Well, it’s simple. My father-in-law had recently remodeled his bathroom. When he did, he used the TrafficMaster Stainproof Grout from Home Depot. He was excited about how it was able to prevent stains from setting in (nice for bright white grouts). However, he adamantly warned me not to use this stuff. Having used regular grout many times before, he said this stuff was inferior, and would make the job more difficult for me.
It’s too bad I didn’t listen to him.
So, after getting the tub area all cleared out, I was ready to go. The tiles were all up, and I was feeling pretty proud of myself. They looked good. Now, I just wanted to get the grout on and have the project finished up. I had been showering in the basement for the last three months, and I was getting a little sick of it.
I put the first application on and let it dry. I followed the directions on the container exactly as written, although it never said anything about how long to let it dry before removing the excess grout. I figured I would remove the excess when it was hard enough so that I couldn’t stick my fingernail in it anymore.
Well, after several hours, the grout did not harden. I was starting to worry. Regular grout would have hardened in a few minutes. It had been several hours, and I was still able to stick my fingernail into it.
So, I wiped off what I could with a damp cheesecloth and called it a day. The next morning, though, I woke up to find the grout complete cracked. It was cracked on every single grout line. And when I say cracked, I mean Grand Canyon sized cracks.
I was too far along in the process to start over, so my only option was to add another coat and hope that it would take. Well, luckily for me, the second application worked. It took nearly a week to harden, though. A week! I couldn’t believe it. There was nothing in the directions about this.
I’m probably making the process seem easier than it was. Keep in mind I had to clean up after each application, and I was afraid to use any water on the second application, so it was hard to remove the excess grout that had dried on the tiles. Plus, I hadn’t accounted for the extra time it took waiting for the grout to dry. So, it was really killing the weekend that I had set aside to do this.

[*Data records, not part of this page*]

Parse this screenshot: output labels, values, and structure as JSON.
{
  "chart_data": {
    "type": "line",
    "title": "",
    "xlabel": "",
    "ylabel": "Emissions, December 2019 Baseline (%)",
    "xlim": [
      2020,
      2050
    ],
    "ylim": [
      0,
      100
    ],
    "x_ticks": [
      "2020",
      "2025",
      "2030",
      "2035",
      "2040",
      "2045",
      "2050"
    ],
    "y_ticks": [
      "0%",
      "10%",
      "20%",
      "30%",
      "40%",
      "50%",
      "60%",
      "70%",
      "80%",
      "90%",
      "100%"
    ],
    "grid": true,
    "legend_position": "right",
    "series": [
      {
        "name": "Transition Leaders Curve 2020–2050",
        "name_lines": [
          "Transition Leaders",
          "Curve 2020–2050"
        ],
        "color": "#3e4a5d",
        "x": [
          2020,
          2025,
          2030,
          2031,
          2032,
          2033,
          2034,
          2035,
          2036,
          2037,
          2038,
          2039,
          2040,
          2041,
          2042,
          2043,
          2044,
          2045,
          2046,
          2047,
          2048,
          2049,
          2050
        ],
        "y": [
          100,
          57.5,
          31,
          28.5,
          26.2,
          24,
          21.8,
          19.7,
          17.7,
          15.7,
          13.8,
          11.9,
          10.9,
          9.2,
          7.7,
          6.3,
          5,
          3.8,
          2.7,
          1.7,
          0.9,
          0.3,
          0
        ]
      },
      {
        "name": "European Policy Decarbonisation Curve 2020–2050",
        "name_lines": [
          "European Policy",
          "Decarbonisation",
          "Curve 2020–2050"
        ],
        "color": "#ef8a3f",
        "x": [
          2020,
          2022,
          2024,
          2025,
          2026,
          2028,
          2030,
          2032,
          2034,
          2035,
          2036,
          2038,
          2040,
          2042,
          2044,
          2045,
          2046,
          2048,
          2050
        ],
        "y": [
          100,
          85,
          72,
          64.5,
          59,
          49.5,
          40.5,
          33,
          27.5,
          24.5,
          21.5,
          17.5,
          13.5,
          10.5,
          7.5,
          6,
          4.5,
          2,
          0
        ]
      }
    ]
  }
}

It’s all over now, though, and I have bright white grout lines that even hair dye seems to come out of.
So, before I go blame the entire fiasco on the grout, I should say I’m not an expert tile worker (obviously, or I would have used regular grout). I may have had too much water on my sponge, right? It’s been awhile, but I remember quite vividly getting the sponge as dry as a bone before I wiped the grout away. Plus, I later sat down and searched for the grout on the internet. I found many people having the same experience as me.
I wish I would have done the research before I tried the product.